As we look forward to the easing of restrictions and more students are set to return to campus, I would caution against the hope that these pressures will simply disappear. Lockdown has created additional challenges in accessing support services and there are students who are suffering but have not so far sought help. As many of those whose lives have been impacted by mental illness will testify, recovery lags behind the removal of external stressors and needs proper treatment and support. For those who had pre-existing conditions, the process of rebuilding may be more prolonged.

Financial worries

We are heading into a different world from the one we left in early 2020, when Covid-19 arrived on our shores. One of the main stressors brought up again and again in my interactions with students has been financial worries. For students who rely on earned income to make their studies possible, the loss of part-time work associated with the pandemic has been especially difficult. Even if provision for students’ mental health and welfare had been perfect before the pandemic—and we know it was not—this would require a readjustment.

My work as a constituency MP brings home to me the challenges facing all young people and highlights the deficiencies of current provision. We have an entire generation of children growing up with the impacts of Covid. All have experienced a disrupted education and a loss of social and family contacts.

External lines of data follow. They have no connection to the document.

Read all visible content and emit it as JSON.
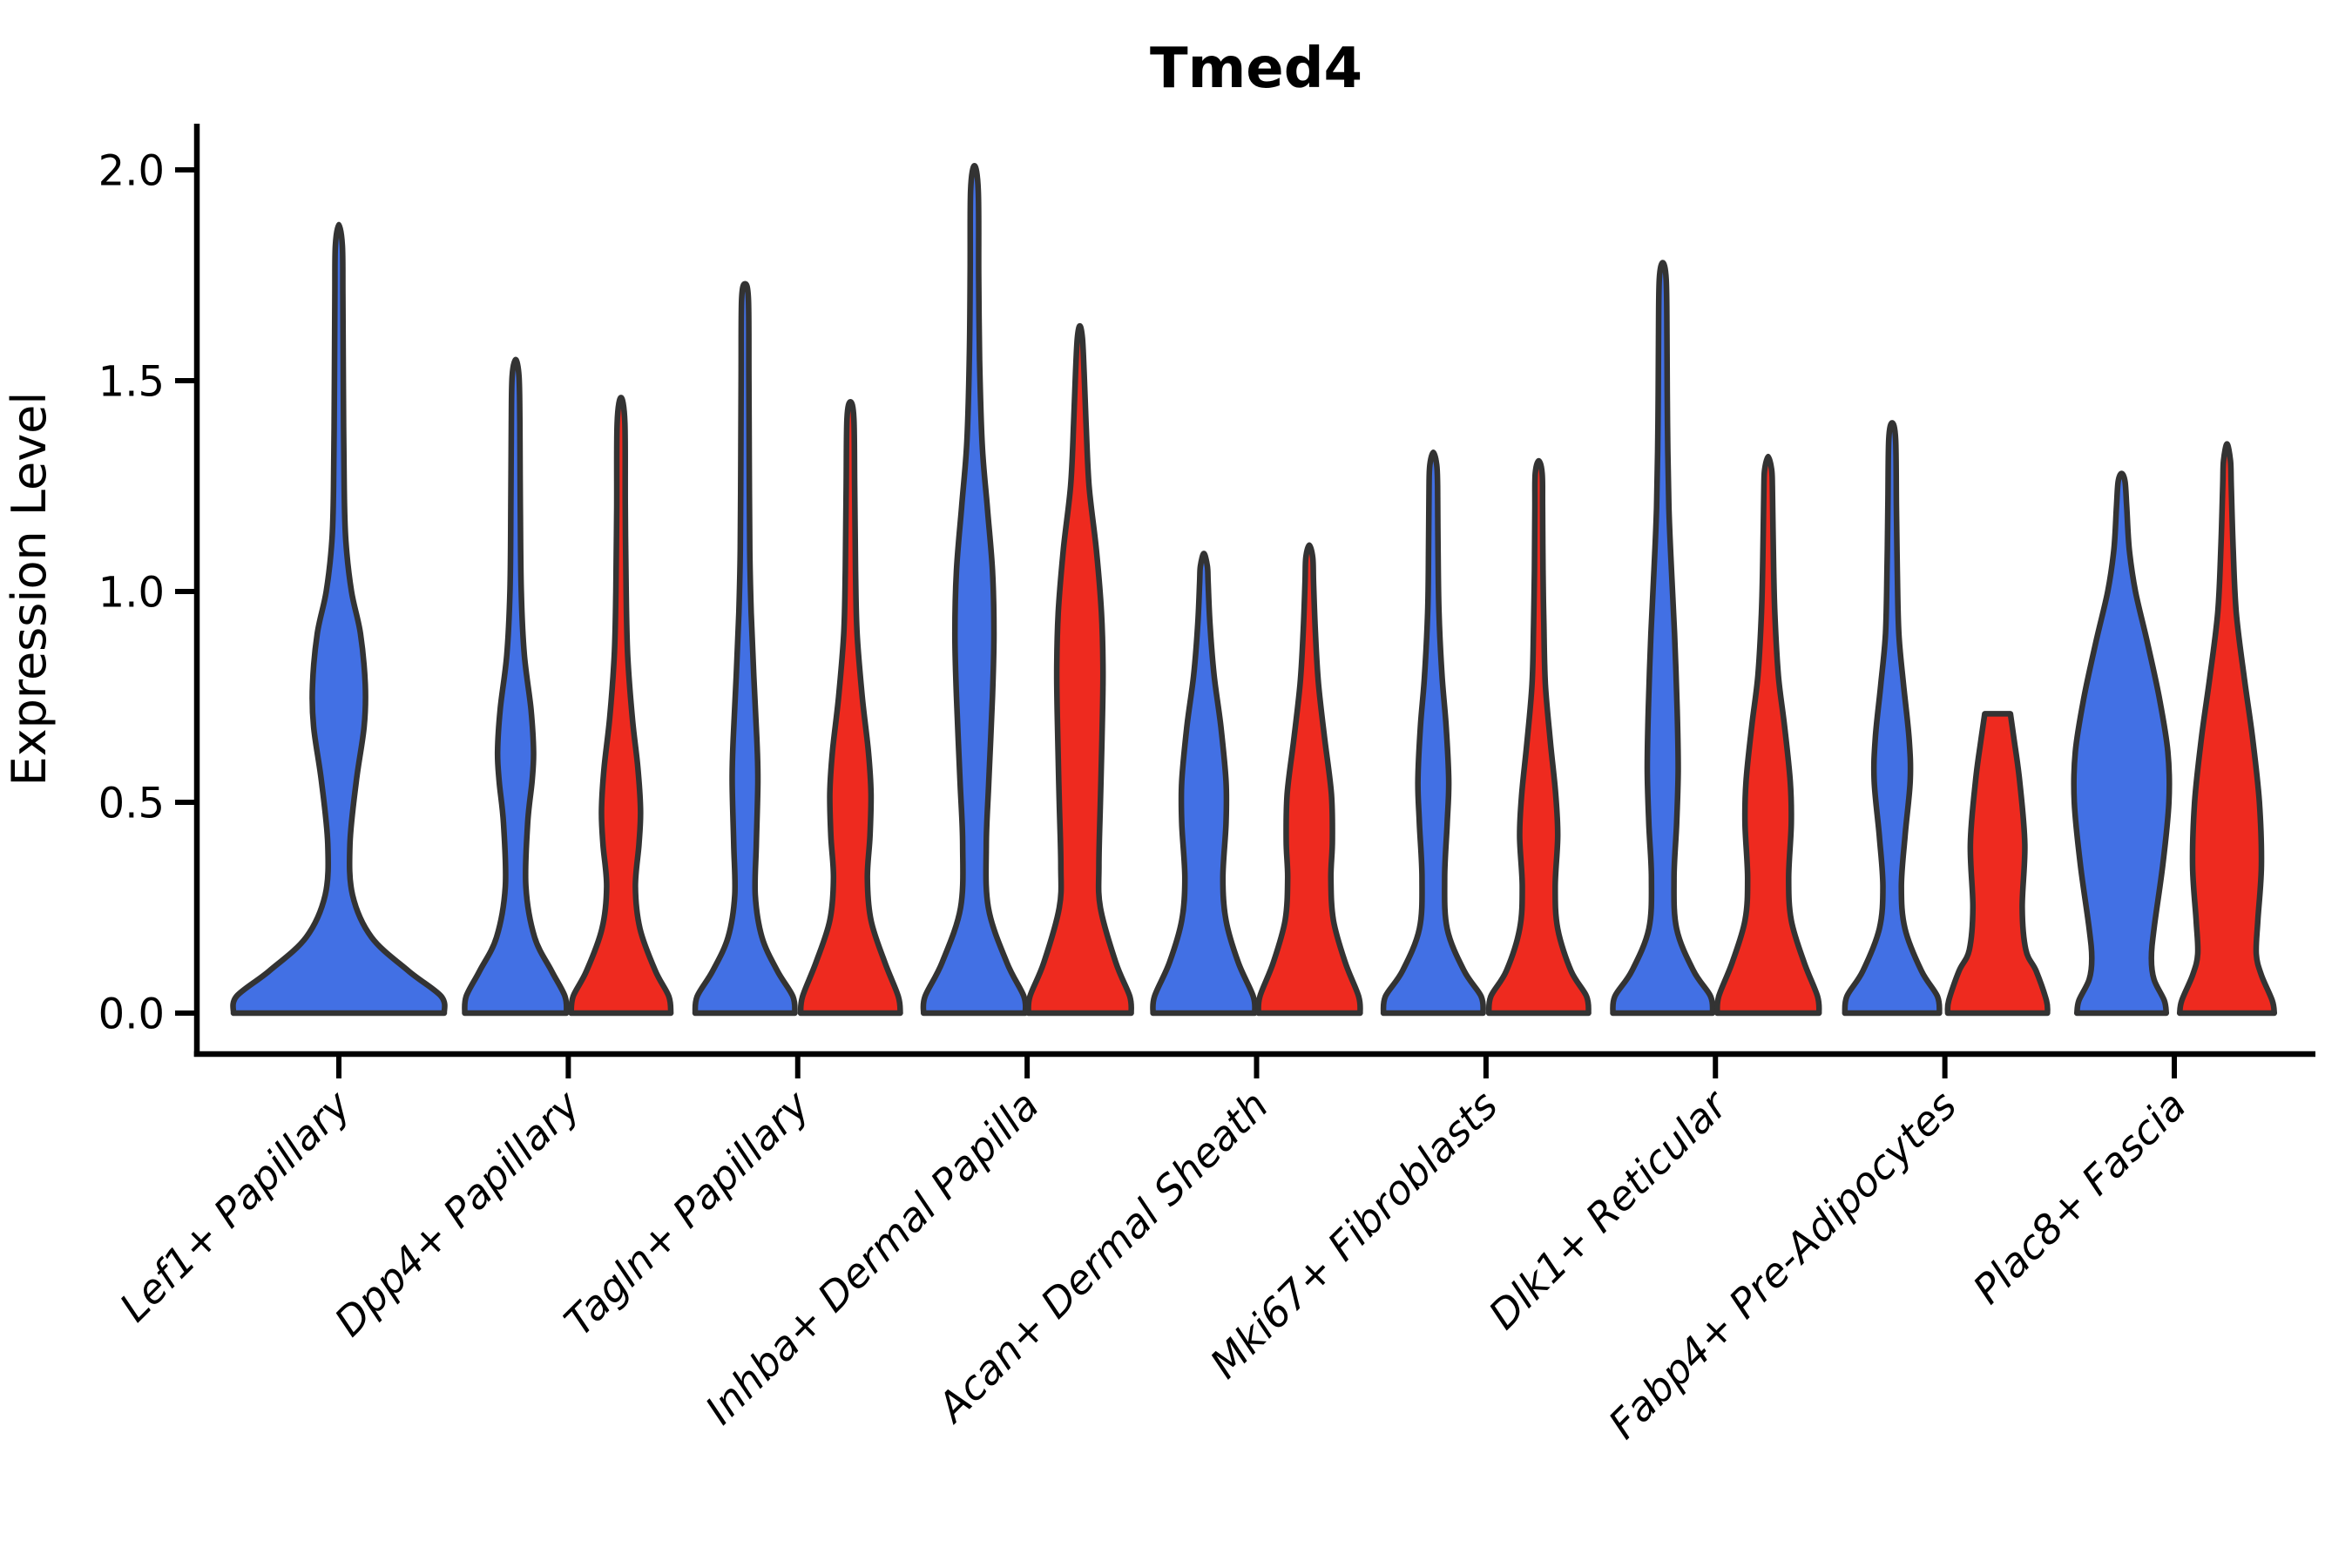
{
  "chart_data": {
    "type": "violin",
    "title": "Tmed4",
    "ylabel": "Expression Level",
    "xlabel": "",
    "ylim": [
      0,
      2.11
    ],
    "yticks": [
      0.0,
      0.5,
      1.0,
      1.5,
      2.0
    ],
    "ytick_labels": [
      "0.0",
      "0.5",
      "1.0",
      "1.5",
      "2.0"
    ],
    "grid": false,
    "legend": "none",
    "categories": [
      "Lef1+ Papillary",
      "Dpp4+ Papillary",
      "Tagln+ Papillary",
      "Inhba+ Dermal Papilla",
      "Acan+ Dermal Sheath",
      "Mki67+ Fibroblasts",
      "Dlk1+ Reticular",
      "Fabp4+ Pre-Adipocytes",
      "Plac8+ Fascia"
    ],
    "series": [
      {
        "name": "blue",
        "color": "#4270e4",
        "max_expression": [
          1.87,
          1.55,
          1.73,
          2.01,
          1.09,
          1.33,
          1.78,
          1.4,
          1.28
        ]
      },
      {
        "name": "red",
        "color": "#ee2a1f",
        "max_expression": [
          null,
          1.46,
          1.45,
          1.63,
          1.11,
          1.31,
          1.32,
          0.71,
          1.35
        ]
      }
    ],
    "violins": [
      {
        "category": 0,
        "group": "blue",
        "single": true,
        "max": 1.87,
        "flat_top": false,
        "profile": [
          [
            0,
            1.0
          ],
          [
            0.04,
            0.97
          ],
          [
            0.1,
            0.66
          ],
          [
            0.18,
            0.31
          ],
          [
            0.28,
            0.13
          ],
          [
            0.4,
            0.105
          ],
          [
            0.55,
            0.165
          ],
          [
            0.68,
            0.24
          ],
          [
            0.78,
            0.25
          ],
          [
            0.9,
            0.205
          ],
          [
            1.0,
            0.12
          ],
          [
            1.12,
            0.066
          ],
          [
            1.25,
            0.05
          ],
          [
            1.5,
            0.042
          ],
          [
            1.7,
            0.038
          ],
          [
            1.82,
            0.033
          ],
          [
            1.87,
            0
          ]
        ]
      },
      {
        "category": 1,
        "group": "blue",
        "single": false,
        "max": 1.55,
        "flat_top": false,
        "profile": [
          [
            0,
            0.99
          ],
          [
            0.04,
            0.96
          ],
          [
            0.1,
            0.7
          ],
          [
            0.18,
            0.37
          ],
          [
            0.3,
            0.2
          ],
          [
            0.45,
            0.235
          ],
          [
            0.55,
            0.32
          ],
          [
            0.62,
            0.35
          ],
          [
            0.72,
            0.3
          ],
          [
            0.85,
            0.17
          ],
          [
            1.0,
            0.11
          ],
          [
            1.2,
            0.092
          ],
          [
            1.4,
            0.083
          ],
          [
            1.51,
            0.067
          ],
          [
            1.55,
            0
          ]
        ]
      },
      {
        "category": 1,
        "group": "red",
        "single": false,
        "max": 1.46,
        "flat_top": false,
        "profile": [
          [
            0,
            0.97
          ],
          [
            0.04,
            0.93
          ],
          [
            0.1,
            0.67
          ],
          [
            0.2,
            0.37
          ],
          [
            0.3,
            0.28
          ],
          [
            0.4,
            0.35
          ],
          [
            0.48,
            0.38
          ],
          [
            0.58,
            0.33
          ],
          [
            0.7,
            0.22
          ],
          [
            0.85,
            0.13
          ],
          [
            1.0,
            0.1
          ],
          [
            1.2,
            0.083
          ],
          [
            1.4,
            0.075
          ],
          [
            1.46,
            0
          ]
        ]
      },
      {
        "category": 2,
        "group": "blue",
        "single": false,
        "max": 1.73,
        "flat_top": false,
        "profile": [
          [
            0,
            0.97
          ],
          [
            0.04,
            0.93
          ],
          [
            0.1,
            0.63
          ],
          [
            0.18,
            0.33
          ],
          [
            0.28,
            0.2
          ],
          [
            0.4,
            0.22
          ],
          [
            0.55,
            0.25
          ],
          [
            0.65,
            0.23
          ],
          [
            0.8,
            0.17
          ],
          [
            0.95,
            0.12
          ],
          [
            1.1,
            0.092
          ],
          [
            1.3,
            0.083
          ],
          [
            1.5,
            0.075
          ],
          [
            1.69,
            0.067
          ],
          [
            1.73,
            0
          ]
        ]
      },
      {
        "category": 2,
        "group": "red",
        "single": false,
        "max": 1.45,
        "flat_top": false,
        "profile": [
          [
            0,
            0.97
          ],
          [
            0.04,
            0.93
          ],
          [
            0.12,
            0.67
          ],
          [
            0.22,
            0.4
          ],
          [
            0.32,
            0.33
          ],
          [
            0.42,
            0.38
          ],
          [
            0.52,
            0.4
          ],
          [
            0.62,
            0.35
          ],
          [
            0.75,
            0.23
          ],
          [
            0.9,
            0.13
          ],
          [
            1.05,
            0.1
          ],
          [
            1.25,
            0.083
          ],
          [
            1.41,
            0.067
          ],
          [
            1.45,
            0
          ]
        ]
      },
      {
        "category": 3,
        "group": "blue",
        "single": false,
        "max": 2.01,
        "flat_top": false,
        "profile": [
          [
            0,
            0.99
          ],
          [
            0.04,
            0.96
          ],
          [
            0.12,
            0.63
          ],
          [
            0.25,
            0.27
          ],
          [
            0.4,
            0.23
          ],
          [
            0.55,
            0.28
          ],
          [
            0.75,
            0.35
          ],
          [
            0.9,
            0.38
          ],
          [
            1.05,
            0.35
          ],
          [
            1.2,
            0.25
          ],
          [
            1.35,
            0.15
          ],
          [
            1.55,
            0.1
          ],
          [
            1.75,
            0.083
          ],
          [
            1.95,
            0.075
          ],
          [
            2.01,
            0
          ]
        ]
      },
      {
        "category": 3,
        "group": "red",
        "single": false,
        "max": 1.63,
        "flat_top": false,
        "profile": [
          [
            0,
            1.0
          ],
          [
            0.04,
            0.97
          ],
          [
            0.12,
            0.7
          ],
          [
            0.25,
            0.4
          ],
          [
            0.35,
            0.37
          ],
          [
            0.5,
            0.4
          ],
          [
            0.65,
            0.43
          ],
          [
            0.81,
            0.45
          ],
          [
            0.95,
            0.42
          ],
          [
            1.1,
            0.32
          ],
          [
            1.25,
            0.18
          ],
          [
            1.4,
            0.12
          ],
          [
            1.52,
            0.083
          ],
          [
            1.6,
            0.05
          ],
          [
            1.63,
            0
          ]
        ]
      },
      {
        "category": 4,
        "group": "blue",
        "single": false,
        "max": 1.09,
        "flat_top": false,
        "profile": [
          [
            0,
            0.99
          ],
          [
            0.04,
            0.96
          ],
          [
            0.12,
            0.67
          ],
          [
            0.22,
            0.43
          ],
          [
            0.32,
            0.37
          ],
          [
            0.45,
            0.43
          ],
          [
            0.55,
            0.43
          ],
          [
            0.68,
            0.33
          ],
          [
            0.8,
            0.2
          ],
          [
            0.92,
            0.12
          ],
          [
            1.02,
            0.083
          ],
          [
            1.06,
            0.067
          ],
          [
            1.09,
            0
          ]
        ]
      },
      {
        "category": 4,
        "group": "red",
        "single": false,
        "max": 1.11,
        "flat_top": false,
        "profile": [
          [
            0,
            0.99
          ],
          [
            0.04,
            0.96
          ],
          [
            0.12,
            0.7
          ],
          [
            0.22,
            0.47
          ],
          [
            0.32,
            0.42
          ],
          [
            0.41,
            0.45
          ],
          [
            0.52,
            0.43
          ],
          [
            0.65,
            0.3
          ],
          [
            0.78,
            0.18
          ],
          [
            0.9,
            0.12
          ],
          [
            1.02,
            0.083
          ],
          [
            1.08,
            0.067
          ],
          [
            1.11,
            0
          ]
        ]
      },
      {
        "category": 5,
        "group": "blue",
        "single": false,
        "max": 1.33,
        "flat_top": false,
        "profile": [
          [
            0,
            0.97
          ],
          [
            0.04,
            0.93
          ],
          [
            0.1,
            0.6
          ],
          [
            0.2,
            0.27
          ],
          [
            0.32,
            0.22
          ],
          [
            0.45,
            0.27
          ],
          [
            0.55,
            0.3
          ],
          [
            0.68,
            0.25
          ],
          [
            0.8,
            0.17
          ],
          [
            0.95,
            0.11
          ],
          [
            1.1,
            0.092
          ],
          [
            1.25,
            0.083
          ],
          [
            1.3,
            0.067
          ],
          [
            1.33,
            0
          ]
        ]
      },
      {
        "category": 5,
        "group": "red",
        "single": false,
        "max": 1.31,
        "flat_top": false,
        "profile": [
          [
            0,
            0.97
          ],
          [
            0.04,
            0.93
          ],
          [
            0.1,
            0.63
          ],
          [
            0.2,
            0.37
          ],
          [
            0.3,
            0.32
          ],
          [
            0.42,
            0.37
          ],
          [
            0.52,
            0.33
          ],
          [
            0.64,
            0.23
          ],
          [
            0.78,
            0.13
          ],
          [
            0.92,
            0.1
          ],
          [
            1.05,
            0.083
          ],
          [
            1.2,
            0.075
          ],
          [
            1.28,
            0.067
          ],
          [
            1.31,
            0
          ]
        ]
      },
      {
        "category": 6,
        "group": "blue",
        "single": false,
        "max": 1.78,
        "flat_top": false,
        "profile": [
          [
            0,
            0.97
          ],
          [
            0.04,
            0.93
          ],
          [
            0.1,
            0.6
          ],
          [
            0.2,
            0.27
          ],
          [
            0.32,
            0.22
          ],
          [
            0.45,
            0.27
          ],
          [
            0.58,
            0.3
          ],
          [
            0.72,
            0.28
          ],
          [
            0.9,
            0.23
          ],
          [
            1.05,
            0.17
          ],
          [
            1.2,
            0.12
          ],
          [
            1.4,
            0.092
          ],
          [
            1.6,
            0.083
          ],
          [
            1.74,
            0.067
          ],
          [
            1.78,
            0
          ]
        ]
      },
      {
        "category": 6,
        "group": "red",
        "single": false,
        "max": 1.32,
        "flat_top": false,
        "profile": [
          [
            0,
            0.99
          ],
          [
            0.04,
            0.96
          ],
          [
            0.12,
            0.7
          ],
          [
            0.22,
            0.45
          ],
          [
            0.32,
            0.4
          ],
          [
            0.45,
            0.45
          ],
          [
            0.55,
            0.43
          ],
          [
            0.68,
            0.32
          ],
          [
            0.8,
            0.2
          ],
          [
            0.95,
            0.13
          ],
          [
            1.1,
            0.1
          ],
          [
            1.25,
            0.083
          ],
          [
            1.29,
            0.067
          ],
          [
            1.32,
            0
          ]
        ]
      },
      {
        "category": 7,
        "group": "blue",
        "single": false,
        "max": 1.4,
        "flat_top": false,
        "profile": [
          [
            0,
            0.92
          ],
          [
            0.04,
            0.88
          ],
          [
            0.1,
            0.57
          ],
          [
            0.2,
            0.25
          ],
          [
            0.3,
            0.18
          ],
          [
            0.42,
            0.25
          ],
          [
            0.55,
            0.35
          ],
          [
            0.65,
            0.33
          ],
          [
            0.78,
            0.22
          ],
          [
            0.9,
            0.13
          ],
          [
            1.05,
            0.1
          ],
          [
            1.2,
            0.083
          ],
          [
            1.36,
            0.067
          ],
          [
            1.4,
            0
          ]
        ]
      },
      {
        "category": 7,
        "group": "red",
        "single": false,
        "max": 0.71,
        "flat_top": true,
        "profile": [
          [
            0,
            0.97
          ],
          [
            0.03,
            0.95
          ],
          [
            0.1,
            0.75
          ],
          [
            0.15,
            0.55
          ],
          [
            0.25,
            0.48
          ],
          [
            0.4,
            0.53
          ],
          [
            0.55,
            0.43
          ],
          [
            0.65,
            0.32
          ],
          [
            0.71,
            0.25
          ]
        ]
      },
      {
        "category": 8,
        "group": "blue",
        "single": false,
        "max": 1.28,
        "flat_top": false,
        "profile": [
          [
            0,
            0.87
          ],
          [
            0.03,
            0.83
          ],
          [
            0.08,
            0.63
          ],
          [
            0.13,
            0.58
          ],
          [
            0.2,
            0.63
          ],
          [
            0.35,
            0.8
          ],
          [
            0.5,
            0.92
          ],
          [
            0.62,
            0.9
          ],
          [
            0.75,
            0.73
          ],
          [
            0.88,
            0.5
          ],
          [
            1.0,
            0.27
          ],
          [
            1.1,
            0.15
          ],
          [
            1.2,
            0.1
          ],
          [
            1.26,
            0.067
          ],
          [
            1.28,
            0
          ]
        ]
      },
      {
        "category": 8,
        "group": "red",
        "single": false,
        "max": 1.35,
        "flat_top": false,
        "profile": [
          [
            0,
            0.92
          ],
          [
            0.03,
            0.88
          ],
          [
            0.09,
            0.67
          ],
          [
            0.14,
            0.57
          ],
          [
            0.22,
            0.6
          ],
          [
            0.35,
            0.67
          ],
          [
            0.5,
            0.63
          ],
          [
            0.65,
            0.5
          ],
          [
            0.8,
            0.33
          ],
          [
            0.95,
            0.18
          ],
          [
            1.1,
            0.12
          ],
          [
            1.25,
            0.083
          ],
          [
            1.31,
            0.067
          ],
          [
            1.35,
            0
          ]
        ]
      }
    ]
  },
  "colors": {
    "blue_fill": "#4270e4",
    "red_fill": "#ee2a1f",
    "violin_edge": "#333333",
    "axis": "#000000",
    "background": "#ffffff"
  }
}
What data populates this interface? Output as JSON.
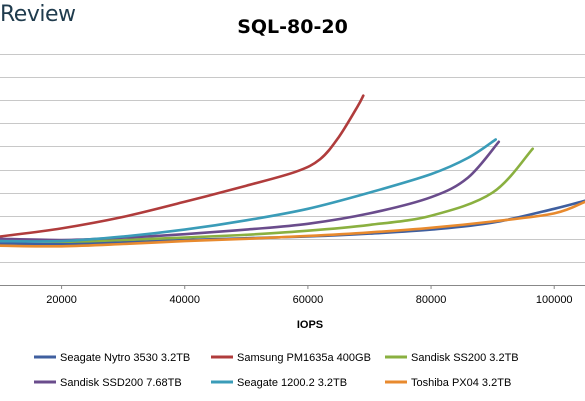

Covid will have reached into their lives in a variety of ways—bereavement, increased deprivation, the fallout of pressures on parents and carers. There is an undeniable need to invest in young adult futures across the board, and health—including mental health—must be a key determinant.

Higher education must engage with its students, recognise the urgent need to make improvements and embrace opportunities for reform—and it must press for a transformation of NHS and statutory services for students, putting integration at their heart.

Emma Hardy is shadow universities minister.